D'après l'ONG, plus globalement, ces manquements contribuent à éroder la confiance de la population dans la capacité de l'État à appliquer les lois et la capacité des institutions judiciaires à éviter que d'autres actes de corruption et atteintes aux droits humains ne se produisent et à permettre l'accès à la justice et aux recours utiles dans de tels cas.
Recommandations
Pour remédier à cette situation, Amnesty International propose dans son rapport un ensemble de recommandations pour appeler les États d'Afrique de l'Ouest et du Centre à respecter les droits à la liberté d'expression et de réunion pacifique, à promouvoir et protéger les DDH luttant contre la corruption, à ''mettre fin à l'impunité des responsables d'agressions et autres atteintes aux droits humains commises contre ces DDH'' et à renforcer les cadres juridiques et institutionnels au niveau national pour lutter contre la corruption et améliorer le respect de l'obligation de rendre des comptes en cas de violation des droits humains et de pratiques de corruption.
L'organisation exhorte les organes régionaux et sous-régionaux à promouvoir la ratification, l'intégration dans la législation nationale et/ou la mise en œuvre complète des traités régionaux de lutte contre la corruption et de défense des droits humains, ainsi que des lois garantissant la promotion et la protection des droits humains, et la prévention et la lutte contre la corruption en Afrique.

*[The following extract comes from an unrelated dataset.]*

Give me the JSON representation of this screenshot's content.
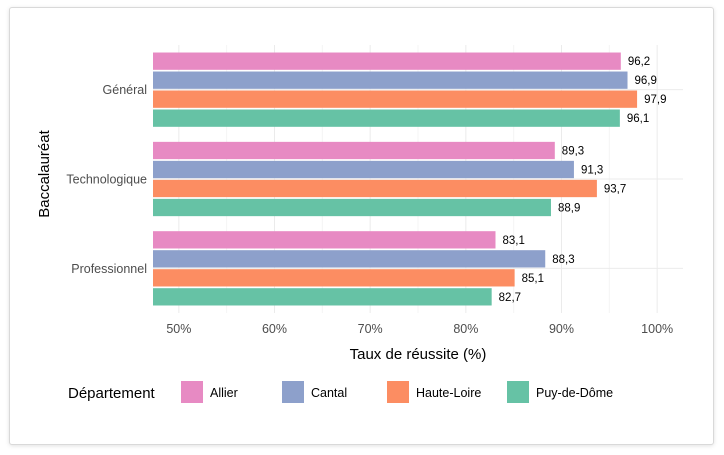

Elle demande ''la création d'un mandat au titre des procédures spéciales des Nations unies, ou d'un mécanisme similaire, permettant d'examiner et de contrôler l'impact et les conséquences multiples et croisées de la corruption sur les droits humains, et d'apporter des conseils et des solutions dans ce domaine''.
En outre, Amnesty International ''exhorte les États étrangers à soutenir les DDH luttant contre la corruption, en particulier celles et ceux qui sont en danger, en investissant dans des programmes et des initiatives de protection, de préservation ou de réinstallation rapide''.